Trespassers will be trespassed

Dan Goodman dsgood at IPHOUSE.COM
Sat Apr 27 21:40:40 UTC 2013


"No parking.  Violators will be towed.  So will their cars."

On 04/25/2013 03:18 PM, Laurence Horn wrote:

>> Perhaps someone concerned with illegal immigration has misunderstood
>> "forgive us our trespasses".
>>
>> DanG
>
> And perhaps others got even more confused and recalled it as "forgive us our violators"
>
> LH
>>
>>
>> On Thu, Apr 25, 2013 at 3:21 PM, Laurence Horn <laurence.horn at yale.edu>wrote:
>>
>>> ---------------------- Information from the mail header
>>> -----------------------
>>> Sender:       American Dialect Society <ADS-L at LISTSERV.UGA.EDU>
>>> Poster:       Laurence Horn <laurence.horn at YALE.EDU>
>>> Subject:      Re: Trespassers will be trespassed
>>>
>>> -------------------------------------------------------------------------------
>>>
>>> On Apr 25, 2013, at 12:17 PM, Neal Whitman wrote:
>>>
>>>> There's a new meaning for "trespass" going around that I haven't found
>>>> in the OED or in my unabridged Random House dictionary, or Wordnik or
>>>> even a dictionary of legal terms.

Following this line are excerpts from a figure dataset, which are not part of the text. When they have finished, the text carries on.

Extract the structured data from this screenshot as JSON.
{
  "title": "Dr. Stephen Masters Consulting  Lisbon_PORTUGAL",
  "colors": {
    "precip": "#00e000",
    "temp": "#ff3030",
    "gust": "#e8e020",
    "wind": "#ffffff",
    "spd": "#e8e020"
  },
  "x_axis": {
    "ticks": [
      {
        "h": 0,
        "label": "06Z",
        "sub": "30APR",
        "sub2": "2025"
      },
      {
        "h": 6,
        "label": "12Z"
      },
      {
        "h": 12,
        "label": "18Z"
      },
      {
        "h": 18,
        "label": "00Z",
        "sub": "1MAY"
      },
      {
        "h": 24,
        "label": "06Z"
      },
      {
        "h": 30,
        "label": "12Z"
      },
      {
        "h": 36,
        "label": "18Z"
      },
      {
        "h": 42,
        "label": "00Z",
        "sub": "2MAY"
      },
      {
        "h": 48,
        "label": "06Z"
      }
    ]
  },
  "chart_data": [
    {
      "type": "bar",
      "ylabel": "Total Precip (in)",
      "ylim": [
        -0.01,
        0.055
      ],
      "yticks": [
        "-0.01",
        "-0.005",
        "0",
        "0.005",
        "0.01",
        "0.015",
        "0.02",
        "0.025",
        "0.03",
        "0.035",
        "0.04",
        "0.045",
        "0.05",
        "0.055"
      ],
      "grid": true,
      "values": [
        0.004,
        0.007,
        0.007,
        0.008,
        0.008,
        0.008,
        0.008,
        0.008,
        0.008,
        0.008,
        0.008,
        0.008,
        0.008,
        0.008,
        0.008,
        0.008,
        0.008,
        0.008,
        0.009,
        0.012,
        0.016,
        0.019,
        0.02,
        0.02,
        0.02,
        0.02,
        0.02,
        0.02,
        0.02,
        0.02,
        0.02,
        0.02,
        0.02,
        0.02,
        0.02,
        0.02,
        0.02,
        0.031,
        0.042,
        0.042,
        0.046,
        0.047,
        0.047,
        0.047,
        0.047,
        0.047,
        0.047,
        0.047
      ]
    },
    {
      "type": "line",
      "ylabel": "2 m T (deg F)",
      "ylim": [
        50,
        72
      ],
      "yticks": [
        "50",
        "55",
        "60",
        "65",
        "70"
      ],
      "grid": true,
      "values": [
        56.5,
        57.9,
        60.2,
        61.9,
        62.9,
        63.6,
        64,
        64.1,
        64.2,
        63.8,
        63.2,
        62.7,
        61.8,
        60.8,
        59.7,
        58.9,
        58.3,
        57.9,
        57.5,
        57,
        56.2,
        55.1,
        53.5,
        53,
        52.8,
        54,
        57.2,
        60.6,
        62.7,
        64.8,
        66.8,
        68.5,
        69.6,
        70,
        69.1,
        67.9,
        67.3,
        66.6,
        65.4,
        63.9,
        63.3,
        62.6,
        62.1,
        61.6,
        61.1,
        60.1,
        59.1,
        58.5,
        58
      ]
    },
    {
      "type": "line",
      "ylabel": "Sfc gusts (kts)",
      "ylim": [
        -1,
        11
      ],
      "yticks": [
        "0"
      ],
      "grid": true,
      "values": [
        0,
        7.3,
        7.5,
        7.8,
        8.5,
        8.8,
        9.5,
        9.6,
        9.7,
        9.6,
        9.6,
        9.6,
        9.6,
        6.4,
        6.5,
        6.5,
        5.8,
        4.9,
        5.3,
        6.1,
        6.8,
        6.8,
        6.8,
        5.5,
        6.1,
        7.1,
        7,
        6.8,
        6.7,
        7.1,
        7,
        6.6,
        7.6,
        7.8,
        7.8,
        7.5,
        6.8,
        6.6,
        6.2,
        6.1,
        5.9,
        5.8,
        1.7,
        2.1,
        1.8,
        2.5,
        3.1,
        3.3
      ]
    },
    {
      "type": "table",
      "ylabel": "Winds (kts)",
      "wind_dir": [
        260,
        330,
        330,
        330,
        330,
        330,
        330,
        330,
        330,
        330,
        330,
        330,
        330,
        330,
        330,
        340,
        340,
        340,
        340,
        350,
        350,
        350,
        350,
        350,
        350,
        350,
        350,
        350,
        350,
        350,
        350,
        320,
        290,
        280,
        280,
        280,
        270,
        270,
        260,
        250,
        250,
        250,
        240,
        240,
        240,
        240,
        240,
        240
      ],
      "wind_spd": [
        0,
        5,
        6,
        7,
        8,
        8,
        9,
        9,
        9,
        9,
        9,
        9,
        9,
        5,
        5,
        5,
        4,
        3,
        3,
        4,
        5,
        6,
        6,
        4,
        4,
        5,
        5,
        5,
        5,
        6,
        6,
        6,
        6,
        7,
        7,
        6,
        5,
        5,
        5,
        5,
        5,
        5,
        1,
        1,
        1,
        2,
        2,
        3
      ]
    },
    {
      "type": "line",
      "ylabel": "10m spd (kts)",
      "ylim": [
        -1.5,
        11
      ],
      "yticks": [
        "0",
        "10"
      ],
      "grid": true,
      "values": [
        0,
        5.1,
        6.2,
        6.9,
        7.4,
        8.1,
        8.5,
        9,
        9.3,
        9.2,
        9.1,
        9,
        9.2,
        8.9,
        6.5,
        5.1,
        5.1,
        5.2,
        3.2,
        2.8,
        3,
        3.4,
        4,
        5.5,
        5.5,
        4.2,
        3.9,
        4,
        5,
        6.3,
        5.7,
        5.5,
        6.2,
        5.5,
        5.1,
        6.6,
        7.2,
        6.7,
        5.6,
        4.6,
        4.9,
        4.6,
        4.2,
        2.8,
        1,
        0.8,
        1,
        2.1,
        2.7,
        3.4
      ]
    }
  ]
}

In expressions like "Violators will be
>>>> trespassed,"
>>>
>>> as a reconstruction?  That is…
>>>
>>> "Trespassers will be violated".   No, that can't be right.  Ah, "Violators
>>> will be trespassed."  Much better.  Or at least more humane.
>>>
>>> LH
>>>
>>>> or "He was trespassed from the establishment for two
>>>> years," it means "banned". I've written a piece about it at Visual
>>>> Thesaurus:
>>>>
>>> http://www.visualthesaurus.com/cm/dictionary/trespassers-will-be-trespassed/
>>> .
>>>> It's behind a paywall, but here are some of the links I included:
>>>>
>>>> - a discussion on the English Language & Usage Stack Exchange:
>>>> http://english.stackexchange.com/questions/71933/the-use-of-trespasses
>>>> - Google Books view of a book on "loss prevention" that has a thicket of
>>>> examples of this usage of "trespass":
>>>> http://books.google.com/books?id=BNaDkkw6qVQC&q=trespassed
>>>> - Mark  Davies' latest corpus, which showed that this usage is common in
>>>> New Zealand: http://corpus2.byu.edu/glowbe/


--
Dan Goodman
Whatever you wish for me, may you have twice as much.